An appointment with the analyst


At a data conference in Shanghai in 2018, Zhuo Lingzi, 27, says she met many fellow data analysts and realized many had backgrounds in statistics with a specialization of data analysis but few had concentrated on data visualization.
Zhuo, a product manager at Yidu Cloud, a medical artificial intelligence technology company, says she has pursued a career in data analysis since graduating with no professional experience and eventually became strongly attracted to data visualization.
She obtained a master's degree in comparative economics and policy at University College London in 2016, and a position as a financial analyst became her first job.

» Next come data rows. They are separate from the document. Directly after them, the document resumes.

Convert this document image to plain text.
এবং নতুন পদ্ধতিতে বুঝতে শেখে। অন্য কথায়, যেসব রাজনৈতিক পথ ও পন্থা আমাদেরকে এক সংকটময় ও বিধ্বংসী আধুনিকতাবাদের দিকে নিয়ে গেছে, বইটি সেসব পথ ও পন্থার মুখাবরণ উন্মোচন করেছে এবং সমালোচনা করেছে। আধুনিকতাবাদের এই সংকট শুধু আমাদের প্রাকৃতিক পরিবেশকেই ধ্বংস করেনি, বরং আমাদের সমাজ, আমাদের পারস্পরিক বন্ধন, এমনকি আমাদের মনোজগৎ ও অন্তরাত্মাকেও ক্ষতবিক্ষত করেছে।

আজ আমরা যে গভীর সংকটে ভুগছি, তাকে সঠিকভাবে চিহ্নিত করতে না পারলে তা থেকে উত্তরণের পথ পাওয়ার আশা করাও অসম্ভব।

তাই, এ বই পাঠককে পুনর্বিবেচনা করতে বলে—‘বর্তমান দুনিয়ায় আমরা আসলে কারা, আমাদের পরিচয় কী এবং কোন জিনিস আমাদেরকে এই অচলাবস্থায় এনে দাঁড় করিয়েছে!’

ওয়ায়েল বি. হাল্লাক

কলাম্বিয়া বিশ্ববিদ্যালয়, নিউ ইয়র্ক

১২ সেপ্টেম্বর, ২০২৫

"I had done economics as part of my bachelor's and master's degree, but didn't want to go into the finance industry, so when I graduated any other industry was new to me."
"When I began, the data analysis did not require so much solid professional experience, and in doing the job I got a lot of fulfillment by analyzing data and learning many things as I was doing so."
From there she became interested in data visualization, learning a lot about the field on the job as she dealt with clients, and the data visualization reports she was creating became more and more sophisticated.
"At the beginning it is relatively easy to learn this stuff, but producing a complete, readable report requires a lot of hard work and thinking out of the box."
Excel and PowerPoint are not that vivid, she says, and in using data visualization you can highlight figures and trends in a more direct and lively way.
"When you look at sheets of paper and figures it's hard to gain an instant insight, whereas visualized graphs can present data analysis conclusions in a much more intuitive way."
With data visualization tools continuously being upgraded, learning about the field is a learning process that never stops, she says.
"Interest is the best teacher to push you to keep on learning."